Salim’s daughter is the Honorable Judge Diane Dickow D’Agostini. Speaking of her grandmother, D’Agostini said, “Our family has looked to her as a matriarch who dispenses wisdom to all five generations. I sincerely respect how she has encouraged her grandchildren, great-grandchildren and great-great-grandchildren of 110 and counting, to pursue higher education even though she did not experience the same opportunities.”   

Her family is growing exponentially. “My granddaughter Maryann is having a baby this November 2024, which will make it 111 grandchildren and I do not know who is pregnant next…” Shamama laughed. “This is what life is all about. God said, ‘Be fruitful and multiply.’”

“As a mother to 12 children, she has demonstrated incredible strength and perseverance for her family,” said D’Agostini. “But most importantly, she has lived her life to be a faithful servant of Jesus.”

A faithful servant of Jesus and her earthly family, Shamama took her values with her wherever she went. “While families in America are important, there is more emphasis on self,” Shamama explained. “In Chaldean culture, it is the opposite. One is expected to give up things for the family, family comes first always.

“My beloved husband and I always taught our children that their word was their bond, God gives you your worth and work never killed anyone.”

The most rewarding part of growing older, says Shamama, is growing up with her children and their offspring. “My children and many generations of grandchildren are the greatest joy of my 100 years on earth.”

For now, she enjoys watching Wheel of Fortune on her TV. Modern technology allows Shamama to watch daily Mass from the comfort of her living room. “That is a true blessing,” she shared. She still doesn’t know how to use an iPhone.

“Life is short and not easy, but it is created beautifully,” Shamama shared, “and we must always remember that every decision we make has consequences, good or bad.”

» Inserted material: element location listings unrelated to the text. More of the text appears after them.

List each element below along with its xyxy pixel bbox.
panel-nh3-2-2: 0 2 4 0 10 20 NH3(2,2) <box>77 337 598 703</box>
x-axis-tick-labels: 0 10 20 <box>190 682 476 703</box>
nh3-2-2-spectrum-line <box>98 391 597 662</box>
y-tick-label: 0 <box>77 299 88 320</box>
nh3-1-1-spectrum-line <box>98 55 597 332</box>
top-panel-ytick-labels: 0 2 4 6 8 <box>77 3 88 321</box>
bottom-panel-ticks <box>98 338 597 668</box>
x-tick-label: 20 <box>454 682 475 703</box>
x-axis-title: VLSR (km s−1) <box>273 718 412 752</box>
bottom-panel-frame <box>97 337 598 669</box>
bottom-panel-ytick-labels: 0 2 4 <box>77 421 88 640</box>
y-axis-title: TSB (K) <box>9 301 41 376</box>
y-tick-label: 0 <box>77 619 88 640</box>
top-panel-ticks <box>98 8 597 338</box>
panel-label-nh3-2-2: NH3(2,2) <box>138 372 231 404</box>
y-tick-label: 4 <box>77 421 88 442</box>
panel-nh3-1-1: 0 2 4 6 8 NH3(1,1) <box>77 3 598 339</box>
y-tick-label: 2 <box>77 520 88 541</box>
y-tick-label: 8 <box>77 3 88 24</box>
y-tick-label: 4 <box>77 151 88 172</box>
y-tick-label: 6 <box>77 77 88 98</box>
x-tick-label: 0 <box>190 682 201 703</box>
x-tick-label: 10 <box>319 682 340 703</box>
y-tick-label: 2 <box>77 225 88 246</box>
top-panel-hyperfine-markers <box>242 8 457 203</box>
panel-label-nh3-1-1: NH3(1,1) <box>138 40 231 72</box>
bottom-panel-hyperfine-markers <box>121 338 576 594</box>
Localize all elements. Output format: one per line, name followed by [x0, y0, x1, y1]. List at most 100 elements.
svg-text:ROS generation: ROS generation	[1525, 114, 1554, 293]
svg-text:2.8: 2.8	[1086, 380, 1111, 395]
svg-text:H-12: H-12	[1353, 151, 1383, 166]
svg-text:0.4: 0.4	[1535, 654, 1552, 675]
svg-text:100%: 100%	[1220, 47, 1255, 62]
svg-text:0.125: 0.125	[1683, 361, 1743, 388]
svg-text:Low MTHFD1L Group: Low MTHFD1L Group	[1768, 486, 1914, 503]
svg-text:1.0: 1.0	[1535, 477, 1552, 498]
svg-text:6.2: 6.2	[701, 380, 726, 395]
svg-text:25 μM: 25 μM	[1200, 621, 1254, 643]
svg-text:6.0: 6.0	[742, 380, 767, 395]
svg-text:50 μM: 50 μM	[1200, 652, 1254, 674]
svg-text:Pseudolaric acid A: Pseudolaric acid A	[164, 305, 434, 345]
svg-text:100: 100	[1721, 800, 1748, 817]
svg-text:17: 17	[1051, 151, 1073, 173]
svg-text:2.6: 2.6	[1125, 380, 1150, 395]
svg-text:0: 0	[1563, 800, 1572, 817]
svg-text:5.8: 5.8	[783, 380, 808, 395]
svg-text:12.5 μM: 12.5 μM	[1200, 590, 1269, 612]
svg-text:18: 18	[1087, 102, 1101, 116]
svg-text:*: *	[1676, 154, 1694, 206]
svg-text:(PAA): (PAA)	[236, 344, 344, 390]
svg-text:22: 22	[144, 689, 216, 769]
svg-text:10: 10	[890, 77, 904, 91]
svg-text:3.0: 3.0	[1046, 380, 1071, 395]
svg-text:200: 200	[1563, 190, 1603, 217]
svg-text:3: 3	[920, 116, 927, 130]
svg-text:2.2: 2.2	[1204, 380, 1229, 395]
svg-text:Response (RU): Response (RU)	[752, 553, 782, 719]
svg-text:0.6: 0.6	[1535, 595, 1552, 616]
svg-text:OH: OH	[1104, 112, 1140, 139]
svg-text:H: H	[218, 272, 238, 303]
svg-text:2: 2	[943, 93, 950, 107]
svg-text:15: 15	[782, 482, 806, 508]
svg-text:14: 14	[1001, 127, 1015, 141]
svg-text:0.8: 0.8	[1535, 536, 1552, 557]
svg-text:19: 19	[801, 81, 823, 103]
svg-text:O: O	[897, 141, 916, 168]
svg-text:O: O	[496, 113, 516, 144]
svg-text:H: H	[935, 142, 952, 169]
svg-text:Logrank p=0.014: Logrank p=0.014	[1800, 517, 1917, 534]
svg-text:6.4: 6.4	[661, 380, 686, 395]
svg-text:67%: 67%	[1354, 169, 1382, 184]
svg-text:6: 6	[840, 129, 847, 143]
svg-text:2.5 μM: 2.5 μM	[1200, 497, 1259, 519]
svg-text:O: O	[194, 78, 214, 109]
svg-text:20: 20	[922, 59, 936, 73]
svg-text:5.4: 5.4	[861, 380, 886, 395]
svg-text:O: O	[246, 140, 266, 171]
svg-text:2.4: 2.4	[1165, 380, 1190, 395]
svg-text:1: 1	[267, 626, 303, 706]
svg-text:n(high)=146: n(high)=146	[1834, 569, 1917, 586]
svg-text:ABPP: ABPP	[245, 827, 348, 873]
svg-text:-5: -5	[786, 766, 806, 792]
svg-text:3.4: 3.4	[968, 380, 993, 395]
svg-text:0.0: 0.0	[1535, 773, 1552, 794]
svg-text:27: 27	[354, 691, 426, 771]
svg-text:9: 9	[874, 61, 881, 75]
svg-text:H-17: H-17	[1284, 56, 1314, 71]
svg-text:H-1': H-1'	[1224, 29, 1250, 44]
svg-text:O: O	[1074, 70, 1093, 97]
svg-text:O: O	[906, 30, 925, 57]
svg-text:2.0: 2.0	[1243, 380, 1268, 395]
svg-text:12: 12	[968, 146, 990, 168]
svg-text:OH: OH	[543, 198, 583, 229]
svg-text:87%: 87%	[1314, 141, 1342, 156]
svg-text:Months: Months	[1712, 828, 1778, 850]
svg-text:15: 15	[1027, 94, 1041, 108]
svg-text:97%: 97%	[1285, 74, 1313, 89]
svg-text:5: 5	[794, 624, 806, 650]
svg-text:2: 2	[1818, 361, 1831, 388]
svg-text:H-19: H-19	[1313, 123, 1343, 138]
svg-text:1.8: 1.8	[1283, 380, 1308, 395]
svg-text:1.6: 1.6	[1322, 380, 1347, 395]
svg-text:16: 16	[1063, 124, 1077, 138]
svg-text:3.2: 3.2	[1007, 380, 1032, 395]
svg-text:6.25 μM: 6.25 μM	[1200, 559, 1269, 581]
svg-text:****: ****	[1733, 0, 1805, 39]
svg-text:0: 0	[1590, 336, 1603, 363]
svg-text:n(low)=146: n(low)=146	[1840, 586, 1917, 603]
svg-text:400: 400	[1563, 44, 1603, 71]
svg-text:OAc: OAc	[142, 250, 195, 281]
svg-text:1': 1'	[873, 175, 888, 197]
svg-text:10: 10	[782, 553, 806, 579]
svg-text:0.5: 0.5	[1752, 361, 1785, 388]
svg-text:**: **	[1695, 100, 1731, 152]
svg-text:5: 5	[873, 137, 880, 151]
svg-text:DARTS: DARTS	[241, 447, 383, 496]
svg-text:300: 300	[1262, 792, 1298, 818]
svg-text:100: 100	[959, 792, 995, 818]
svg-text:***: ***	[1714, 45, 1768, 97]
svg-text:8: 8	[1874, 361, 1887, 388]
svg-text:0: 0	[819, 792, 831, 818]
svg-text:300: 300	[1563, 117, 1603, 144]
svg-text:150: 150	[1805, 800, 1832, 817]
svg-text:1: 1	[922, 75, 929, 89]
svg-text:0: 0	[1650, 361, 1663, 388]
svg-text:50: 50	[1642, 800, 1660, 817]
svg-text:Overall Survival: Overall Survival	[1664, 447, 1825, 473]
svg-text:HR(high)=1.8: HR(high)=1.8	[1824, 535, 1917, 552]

Clockwise from top left: Six of Zia and Shamama’s 12 children.  Back row: Hannah, Amir, and John. Front row: Ann, Randy (on chair) and Gary.  Shamama and family were living the “American Dream” and posed for a photo with Detroit Mayor Coleman Young.  Shamama and Zia with daughter Hannah and son-in-law Salim Dickow (at left) in 1967 in Southfield.  Wedding photo of Shamama and Zia from 1937 in Telkeif.
Shamama celebrates her birthday with her many grandchildren.  Zia and Shamama attend the First Communion of grandson Mansour Oram. Shamama in 1967 standing in her home in Detroit house carrying her twelfth child, the only one born in America - Nancy Mary.